Two identical literals could stand for very different things, albeit the creator
of the data hasn't made that intent sufficiently obvious to machine. For similar
reasons, XML now provides namespaces to differentiate between elements and
attributes that syntactically are identical, but aren't semantically intended to
be identical.

: Aaron Swartz:
: When I make the statement that:
:
:     <http://aaronsw.com/> dc:title <data:,Aaron%20Swartz>
:
: I'm simply saying that the title is the set of characters: "Aaron Swartz".
: No more, no less. If I want to look at the other things hanging off that
: URI, and can see the other things that this string of characters represents.
: I think this is more information, not less.

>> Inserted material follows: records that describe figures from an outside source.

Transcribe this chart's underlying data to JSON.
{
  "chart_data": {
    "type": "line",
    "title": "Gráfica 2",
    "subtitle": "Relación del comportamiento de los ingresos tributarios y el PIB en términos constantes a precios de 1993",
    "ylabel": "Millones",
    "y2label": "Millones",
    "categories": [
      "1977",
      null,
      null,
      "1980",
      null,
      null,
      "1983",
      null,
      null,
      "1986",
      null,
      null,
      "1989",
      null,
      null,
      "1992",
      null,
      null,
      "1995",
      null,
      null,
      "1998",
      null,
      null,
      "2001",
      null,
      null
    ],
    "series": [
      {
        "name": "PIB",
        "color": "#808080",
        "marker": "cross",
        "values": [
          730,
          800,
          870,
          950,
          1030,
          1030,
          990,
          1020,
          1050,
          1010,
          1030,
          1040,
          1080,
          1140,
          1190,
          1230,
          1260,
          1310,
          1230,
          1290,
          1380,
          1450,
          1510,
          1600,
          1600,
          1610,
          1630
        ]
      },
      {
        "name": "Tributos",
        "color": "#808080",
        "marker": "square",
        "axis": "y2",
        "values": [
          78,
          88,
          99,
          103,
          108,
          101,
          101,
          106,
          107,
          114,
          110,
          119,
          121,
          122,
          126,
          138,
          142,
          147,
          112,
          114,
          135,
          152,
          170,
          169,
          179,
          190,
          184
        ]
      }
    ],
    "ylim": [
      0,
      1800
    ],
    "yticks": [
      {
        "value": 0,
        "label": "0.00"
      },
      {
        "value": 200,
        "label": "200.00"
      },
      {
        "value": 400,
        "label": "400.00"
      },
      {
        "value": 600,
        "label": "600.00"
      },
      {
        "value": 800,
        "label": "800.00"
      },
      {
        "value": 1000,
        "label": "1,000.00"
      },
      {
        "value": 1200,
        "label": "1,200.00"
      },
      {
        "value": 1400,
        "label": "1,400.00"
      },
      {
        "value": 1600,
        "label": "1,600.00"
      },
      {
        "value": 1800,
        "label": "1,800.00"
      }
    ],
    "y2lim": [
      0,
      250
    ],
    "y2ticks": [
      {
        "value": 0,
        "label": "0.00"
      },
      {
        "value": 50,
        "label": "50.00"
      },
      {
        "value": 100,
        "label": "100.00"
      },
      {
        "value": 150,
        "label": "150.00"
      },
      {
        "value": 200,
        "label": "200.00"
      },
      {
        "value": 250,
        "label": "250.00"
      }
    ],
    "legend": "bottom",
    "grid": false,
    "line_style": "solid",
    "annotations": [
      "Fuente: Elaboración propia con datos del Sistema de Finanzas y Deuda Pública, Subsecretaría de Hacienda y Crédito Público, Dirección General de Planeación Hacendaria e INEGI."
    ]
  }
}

But also you've provide an option for matching that URI to another identical
one. Here you've provided a data URI in advance. Mainly, I'm talking about
converting a literal to a URI using data:, form, which is lossy. Perhaps
mapping:

<http //aaronsw.com/> dc:title <data:,Aaron%20Swartz>
<http //aaronsw.com/> dc:title "Aaron Swartz"
<http //aaronsw.com/sw/> dc:title "Aaron Swartz"

to:

<http //aaronsw.com/> dc:title <data:,Aaron%20Swartz>
<http //aaronsw.com/> dc:title <data:,Aaron%20Swartz>
<http //aaronsw.com/sw/> dc:title <data:,Aaron%20Swartz>

is a reasonable inference, but could also be a Terrible Mistake. Also, consider
circumstances where a machine is collecting RDF from different places:

<http //aaronsw.com/> dc:title <data:,Aaron%20Swartz>

You made available the statement, picked up by some machine and stuffed into its
KB. It later picks this up from me:

<http //dehora.com/psycho/aaronswartzshrine> dc:subject <data:,Aaron%20Swartz>

And in turn puts it into its KB. Now those data:, URIs can be matched. But
actually, I'm referring to a different Aaron Swartz altogether. But they've been
conflated by virtue of having identical URIs. That's unfortunate, and it is also
lossy.

I've just seen a post by Seth Russell asking why the data:, form is preferable.
My answer is this: the literal form is preferable in some circumstances
precisely because it can't be normatively unified with another identical
literal.

Bill de hOra

Received on Wednesday, 14 February 2001 19:20:33 UTC